Texto: Mariana Ciscato (@mariciscato).
Hoje em dia, para qualquer coisa na vida, é preciso algum método. Quer dormir melhor? Monitore seu sono com um smartwatch, leia o artigo com cinco técnicas infalíveis para pegar no sono, tenha o mínimo de horas que um coach qualquer definiu considerando apenas a realidade conhecida.
E que tal um hobby? Mas aí você precisa fazer uma imersão no TikTok para entender tudo sobre aquilo, comprar equipamentos e materiais específicos que profissionais indicaram, e se você não dedicar um tanto de horas a isso, é melhor nem começar.

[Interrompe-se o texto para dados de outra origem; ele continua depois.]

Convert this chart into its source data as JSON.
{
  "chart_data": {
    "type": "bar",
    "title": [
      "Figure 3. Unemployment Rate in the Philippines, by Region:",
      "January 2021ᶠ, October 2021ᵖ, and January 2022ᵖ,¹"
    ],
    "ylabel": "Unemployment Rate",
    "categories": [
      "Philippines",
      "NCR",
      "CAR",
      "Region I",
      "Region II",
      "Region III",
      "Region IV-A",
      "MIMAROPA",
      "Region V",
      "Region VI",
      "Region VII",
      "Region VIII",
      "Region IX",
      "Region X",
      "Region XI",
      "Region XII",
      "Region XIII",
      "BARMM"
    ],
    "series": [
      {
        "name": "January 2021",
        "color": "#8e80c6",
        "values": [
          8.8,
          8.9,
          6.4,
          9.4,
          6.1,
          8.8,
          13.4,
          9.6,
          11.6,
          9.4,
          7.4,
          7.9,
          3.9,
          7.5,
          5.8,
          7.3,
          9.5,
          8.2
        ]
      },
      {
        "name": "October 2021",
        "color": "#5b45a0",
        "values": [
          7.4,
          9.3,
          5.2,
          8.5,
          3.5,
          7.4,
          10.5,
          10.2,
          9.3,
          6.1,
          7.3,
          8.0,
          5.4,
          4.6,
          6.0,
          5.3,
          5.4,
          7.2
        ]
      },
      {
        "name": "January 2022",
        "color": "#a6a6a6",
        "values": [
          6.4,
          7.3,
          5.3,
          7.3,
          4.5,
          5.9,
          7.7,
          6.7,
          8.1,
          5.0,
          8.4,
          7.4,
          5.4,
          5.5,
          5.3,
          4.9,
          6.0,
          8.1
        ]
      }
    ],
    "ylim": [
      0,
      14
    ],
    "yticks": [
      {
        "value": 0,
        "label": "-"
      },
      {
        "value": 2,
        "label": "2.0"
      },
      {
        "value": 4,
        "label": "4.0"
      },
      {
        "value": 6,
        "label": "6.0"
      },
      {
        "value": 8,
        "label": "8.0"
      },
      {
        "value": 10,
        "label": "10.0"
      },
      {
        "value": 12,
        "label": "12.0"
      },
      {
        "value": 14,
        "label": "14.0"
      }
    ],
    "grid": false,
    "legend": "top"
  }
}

Absolutamente todas as áreas da nossa vida foram engolidas pela lógica da performance e da otimização. Dirigir enquanto ouve um podcast sobre desenvolvimento pessoal, lavar a louça enquanto assiste a um vídeo sobre os melhores prompts para testar com IA. Parece que perdemos a capacidade de nos concentrar em apenas uma coisa, ou simplesmente de não estar fazendo nada.
Qual foi a última vez que você divagou olhando pela janela? Quanto tempo fazendo nada você é capaz de aguentar sem começar a pensar na lista infinita de coisas que precisa ou quer fazer? Adam Phillips já disse que vivemos sob a tirania do superego: aquela voz que nunca se dá por satisfeita e está sempre cobrando um pouco mais. É ela quem lembra que você podia ter entregue um trabalho mais completo, alcançado um pace melhor na corrida de domingo, conversado mais com o amigo de infância que visitou a cidade nesta semana. Que podia ter lavado a roupa em vez de se perder no feed do Instagram, ou passeado com o cachorro enquanto jogava alguma coisa online.
Vou te contar uma coisa: a lista nunca acaba, e nós fomos convencidos a acreditar que só não termina porque não nos esforçamos o suficiente. Como diriam nossos mestres maiores: é preciso estar atento e forte. Não dá para cair nessa cilada.
Fomos ensinados a desconfiar do que é leve. A achar que só tem valor o que dói, o que custa ou o que rende. Dia desses Adelaide Ivánova levantou a bola, eis o que ela disse: “Em momento de crise, costumamos perguntar para que serve a poesia ou o amor?, mas quase nunca perguntamos para que serve o aluguel? ou o trabalho?
Em que momento passamos a colocar em xeque as coisas que nos humanizam e nos conectam, enquanto aceitamos sem questionar as que nos moem?
O que nos falta é desobediência. Voltar a fazer coisas que servem apenas para existir. Ter um hobby e ser ruim nele, ler um livro que não vai alavancar sua carreira, encontrar amigos para ficar de bobeira. Deixar a performance com as IAs e nos concentrar em ser o que robô nenhum será: uma confusão desordenada de células e oxitocina.